Tuesday, August 6, 2013

Make a Statement...Churn Some Butter

Always be prepared to give an answer to everyone who asks you to give the reason for the hope that you have. But do this with gentleness and respect, keeping a clear conscience, so that those who speak maliciously against your good behavior in Christ may be ashamed of their slander. 1 Peter 3:15-16

It’s important to be able to deliver an intelligent response to questions about our beliefs, especially in a hostile environment. It’s easier to lash out in a similar fashion and not with gentleness and respect. No one enjoys being made of fool of or being verbally attacked. It feels good to stand up for our convictions. If we cross the line over into animosity and disrespect, we lose.

Verse fifteen contains an often overlooked key that is applicable to more than just sharing your faith. “Give an answer to everyone who asks (emphasis mine). Does this mean that unless queried we should remain silent? I don’t think so. There are times its appropriate to share our faith when not specifically asked to. Gentleness and respect go a long way to a help the listener hear what we say.

Not everyone who’ll challenge our faith does so with an open, truth-seeking heart. At times their attitudes can be accusatory and mocking. When this happens, here’s a tip to help you maintain a cool head under pressure, think of a butter churn.

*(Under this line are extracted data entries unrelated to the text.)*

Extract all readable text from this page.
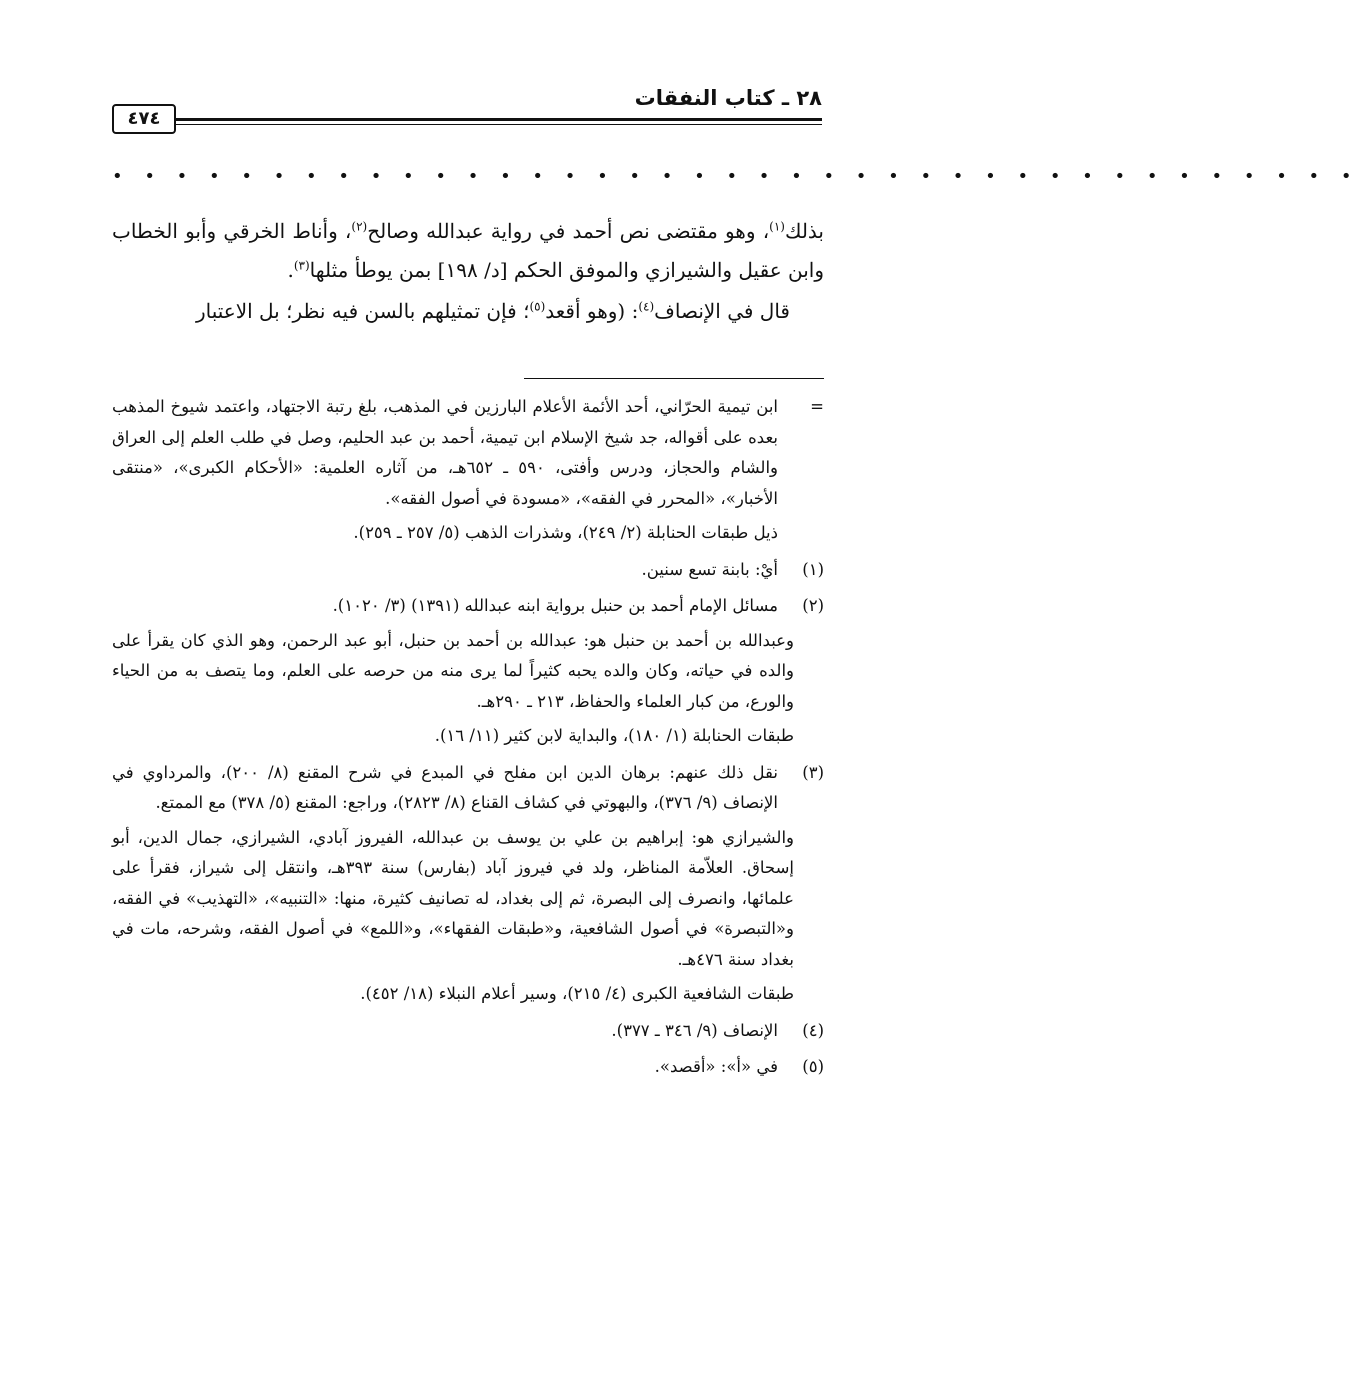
٢٨ ـ كتاب النفقات
٤٧٤
• • • • • • • • • • • • • • • • • • • • • • • • • • • • • • • • • • • • • • •

بذلك$^{(١)}$، وهو مقتضى نص أحمد في رواية عبدالله وصالح$^{(٢)}$، وأناط الخرقي وأبو الخطاب وابن عقيل والشيرازي والموفق الحكم [د/ ١٩٨] بمن يوطأ مثلها$^{(٣)}$.

قال في الإنصاف$^{(٤)}$: (وهو أقعد$^{(٥)}$؛ فإن تمثيلهم بالسن فيه نظر؛ بل الاعتبار

=

ابن تيمية الحرّاني، أحد الأئمة الأعلام البارزين في المذهب، بلغ رتبة الاجتهاد، واعتمد شيوخ المذهب بعده على أقواله، جد شيخ الإسلام ابن تيمية، أحمد بن عبد الحليم، وصل في طلب العلم إلى العراق والشام والحجاز، ودرس وأفتى، ٥٩٠ ـ ٦٥٢هـ، من آثاره العلمية: «الأحكام الكبرى»، «منتقى الأخبار»، «المحرر في الفقه»، «مسودة في أصول الفقه».

ذيل طبقات الحنابلة (٢/ ٢٤٩)، وشذرات الذهب (٥/ ٢٥٧ ـ ٢٥٩).

(١)

أيْ: بابنة تسع سنين.

(٢)

مسائل الإمام أحمد بن حنبل برواية ابنه عبدالله (١٣٩١) (٣/ ١٠٢٠).

وعبدالله بن أحمد بن حنبل هو: عبدالله بن أحمد بن حنبل، أبو عبد الرحمن، وهو الذي كان يقرأ على والده في حياته، وكان والده يحبه كثيراً لما يرى منه من حرصه على العلم، وما يتصف به من الحياء والورع، من كبار العلماء والحفاظ، ٢١٣ ـ ٢٩٠هـ.

طبقات الحنابلة (١/ ١٨٠)، والبداية لابن كثير (١١/ ١٦).

(٣)

نقل ذلك عنهم: برهان الدين ابن مفلح في المبدع في شرح المقنع (٨/ ٢٠٠)، والمرداوي في الإنصاف (٩/ ٣٧٦)، والبهوتي في كشاف القناع (٨/ ٢٨٢٣)، وراجع: المقنع (٥/ ٣٧٨) مع الممتع.

والشيرازي هو: إبراهيم بن علي بن يوسف بن عبدالله، الفيروز آبادي، الشيرازي، جمال الدين، أبو إسحاق. العلاّمة المناظر، ولد في فيروز آباد (بفارس) سنة ٣٩٣هـ، وانتقل إلى شيراز، فقرأ على علمائها، وانصرف إلى البصرة، ثم إلى بغداد، له تصانيف كثيرة، منها: «التنبيه»، «التهذيب» في الفقه، و«التبصرة» في أصول الشافعية، و«طبقات الفقهاء»، و«اللمع» في أصول الفقه، وشرحه، مات في بغداد سنة ٤٧٦هـ.

طبقات الشافعية الكبرى (٤/ ٢١٥)، وسير أعلام النبلاء (١٨/ ٤٥٢).

(٤)

الإنصاف (٩/ ٣٤٦ ـ ٣٧٧).

(٥)

في «أ»: «أقصد».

Back in olden days housewives didn’t need Zumba dance, step aerobics or the AbDuctor. The butter churn provided a vigorous workout. Look for it to be the next new fad on late night TV shopping channels.  In order to make butter, milk was poured into a confined space and subjected to violent blows with a churn. The result-sweet butter was extracted from raw milk. When under pressure we can allow our circumstances to bring out the best we have to offer. Anyone, ourselves included, can shoot off their mouth and wind up looking like a fool. Our position may be correct, accurate and even good but our delivery destroys credibility and negates the message. We’re obnoxious. An opportunity is squandered because our attitude stunk.

It’s not what we say, but what others think they hear that matters. A gentle answer paves the way for our words to be heard and understood. There isn’t scripture to support the use of the Bible as a hammer (or electric nail gun) to drive home our point. It’s more effective to “speak the truth in love” (Ephesians 4:15) than to beat the opposition to a pulp. To do this in a hostile environment is like being milk in a butter churn. The supernatural grace of God empowers us to stay calm, cool and collected when under fire.

If you want to really make a statement about your beliefs, use gentleness and respect, two hallmarks of Jesus’ ministry. Whatever the situation, let your words and actions demonstrate His love. You may not win the argument, but you will ultimately win the lost.